Attr. Jacobus or Iacomo Victor (Amsterdam 1640 ca. - 1705)
Still life with birds
Oil on canvas, cm 112 x 133
The still life examined here constitutes a rare example of the contemporary presence of live and dead animals in a single composition. Different ornithological species are neatly arranged on two rocky levels, reproduced with the utmost fidelity and adherence to reality. Mallards, pigeons, sparrows and a partridge perched on their backs can be recognized. The soft coats with different chromatic tones, with the characteristic streaks and color spots, together with the precise investigation of the various ornithological types, denote an observation of the real data typical of the seventeenth-century Flemish tradition. Another mallard, this time alive, seems to have just landed on the rock, almost observing the rich composition by moving its neck. Its characteristic colors, the bright green of the head and upper neck, the yellow of the beak and the orange of the legs characterize the painting and capture the viewer's attention. The flight of the dove in the foreground, seen from above, is splendid, the virtuosic pose and the luminosity of its feathers, in an elegant modulation of grays tending to white, denote the stylistic quality of this work. It was probably made by a Flemish artist working in Italy in the second half of the seventeenth century: close analogies can be found with the hunting scenes of Jacobus Victor. The author of the painting reveals a smoothed and light-soaked touch, the soft and delicate chromatic choices played on the tones of whites, grays and browns, as in the figure of the dove with spread wings, with the intense whites of its plumage, stand out vividly from the background the figures represented.
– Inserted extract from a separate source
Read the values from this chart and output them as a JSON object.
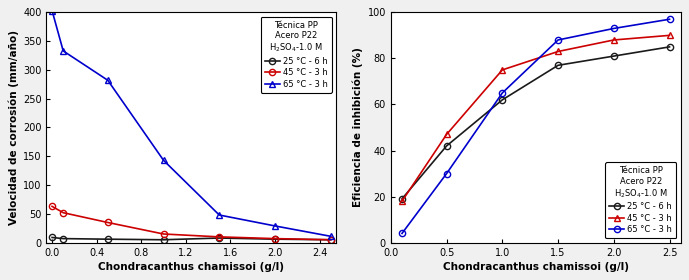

Precise and refined color selections distinguish and qualify the painter through an intensity of light that permeates and invigorates his subjects, the pigeons in particular, favorite creatures or at least favorite actors of his scenes. We find them, for example, in the specimens of the Pinacoteca of Cremona, one of which, with Three pigeons on a plane, fully reveals the soft pictorial liveliness and an effective luminosity that floods every detail with gray and blue tones, cold but delicate, which announce us the encounter with the atmosphere of his land.